In October, The Associated Press identified 12 Chinese companies that offered to export carfentanil around the world for a few thousand dollars a kilogram (2.2. pounds), no questions asked. That same month China began evaluating whether to add carfentanil and the three other fentanyls to its list of controlled substances. Usually, the process can take nine months. This time, it took just four.
Both the DEA and U.S. State Department have pressed China to make carfentanil a controlled substance. Though Beijing has said U.S. assertions that China is the top source of fentanyls lack evidence, the two countries have been deepening cooperation as the U.S. opioid epidemic intensifies.
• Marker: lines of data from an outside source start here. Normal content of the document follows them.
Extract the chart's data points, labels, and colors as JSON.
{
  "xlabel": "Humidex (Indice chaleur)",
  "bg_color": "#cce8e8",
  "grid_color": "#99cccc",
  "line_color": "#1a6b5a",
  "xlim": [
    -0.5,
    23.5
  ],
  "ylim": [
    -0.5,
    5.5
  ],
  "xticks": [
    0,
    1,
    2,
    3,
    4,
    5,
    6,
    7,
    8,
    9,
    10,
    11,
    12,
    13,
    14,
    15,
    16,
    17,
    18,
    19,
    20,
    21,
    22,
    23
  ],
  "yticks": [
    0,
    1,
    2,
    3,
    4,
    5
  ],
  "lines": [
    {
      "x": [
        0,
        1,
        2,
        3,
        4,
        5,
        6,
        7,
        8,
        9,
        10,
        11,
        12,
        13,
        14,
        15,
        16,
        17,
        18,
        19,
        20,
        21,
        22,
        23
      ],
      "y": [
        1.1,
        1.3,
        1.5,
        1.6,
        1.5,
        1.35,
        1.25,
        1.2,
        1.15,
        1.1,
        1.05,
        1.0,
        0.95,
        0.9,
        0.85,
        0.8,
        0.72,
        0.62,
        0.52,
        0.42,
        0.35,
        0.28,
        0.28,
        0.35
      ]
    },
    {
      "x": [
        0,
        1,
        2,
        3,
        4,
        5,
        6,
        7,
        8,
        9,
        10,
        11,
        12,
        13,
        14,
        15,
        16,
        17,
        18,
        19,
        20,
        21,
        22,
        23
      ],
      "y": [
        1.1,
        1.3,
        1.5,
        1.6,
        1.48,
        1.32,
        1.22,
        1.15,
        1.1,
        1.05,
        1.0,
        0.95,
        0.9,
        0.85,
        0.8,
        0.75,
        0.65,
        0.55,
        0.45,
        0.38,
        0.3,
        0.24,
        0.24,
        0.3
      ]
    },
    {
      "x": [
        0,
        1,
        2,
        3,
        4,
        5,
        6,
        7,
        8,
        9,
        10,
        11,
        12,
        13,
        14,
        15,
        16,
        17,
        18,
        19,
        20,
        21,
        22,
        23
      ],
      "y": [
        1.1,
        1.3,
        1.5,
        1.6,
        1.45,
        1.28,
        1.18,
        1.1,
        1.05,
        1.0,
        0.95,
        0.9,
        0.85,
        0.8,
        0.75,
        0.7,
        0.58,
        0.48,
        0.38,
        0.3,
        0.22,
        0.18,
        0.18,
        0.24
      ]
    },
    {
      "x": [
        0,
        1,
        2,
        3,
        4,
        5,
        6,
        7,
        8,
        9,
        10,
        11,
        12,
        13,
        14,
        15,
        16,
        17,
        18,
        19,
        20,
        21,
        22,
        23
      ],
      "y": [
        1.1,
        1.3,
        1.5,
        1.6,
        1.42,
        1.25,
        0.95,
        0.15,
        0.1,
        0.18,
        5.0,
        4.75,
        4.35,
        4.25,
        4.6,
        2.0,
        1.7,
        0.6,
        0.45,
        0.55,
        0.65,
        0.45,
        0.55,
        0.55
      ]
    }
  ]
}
U.S. opioid demand is driving the proliferation of a new class of deadly synthetic drugs, made by nimble chemists to stay one step ahead of new rules like this one. As soon as one substance is banned, others proliferate. After Beijing tightened its focus on fentanyls late last year, the AP documented how Chinese vendors began to actively market alternative opioids , like U-47700.
“We don’t think their scheduling actions will end with just these four,” Baer said.
Carfentanil is the most potent commercial opioid in the world, according to the U.S. Drug Enforcement Agency. It is 10,000 times stronger than morphine, and at least 100 times more powerful than its analog, the opioid fentanyl, which was linked to Prince’s untimely death. Carfentanil’s only officially recognized use is to sedate large zoo animals like moose, buffalo and elephants.
It takes just two milligrams of Carfentanil to knock out a 2,000-pound African elephant, and the veterinarians who administer the drug use gloves and face masks to prevent exposure to it, because a dose the size of a grain of salt could kill a person – and may be lethal even when absorbed through the skin. To be clear, Carfentanil is not for human consumption in any way. This does not stop drug dealers from adding a microscopic amount to heroin to give the drug an even more potent high – even though it’s often fatal.
By Erika Kinetz | The Associated Press
Associated Press researcher Fu Ting contributed to this report from Shanghai.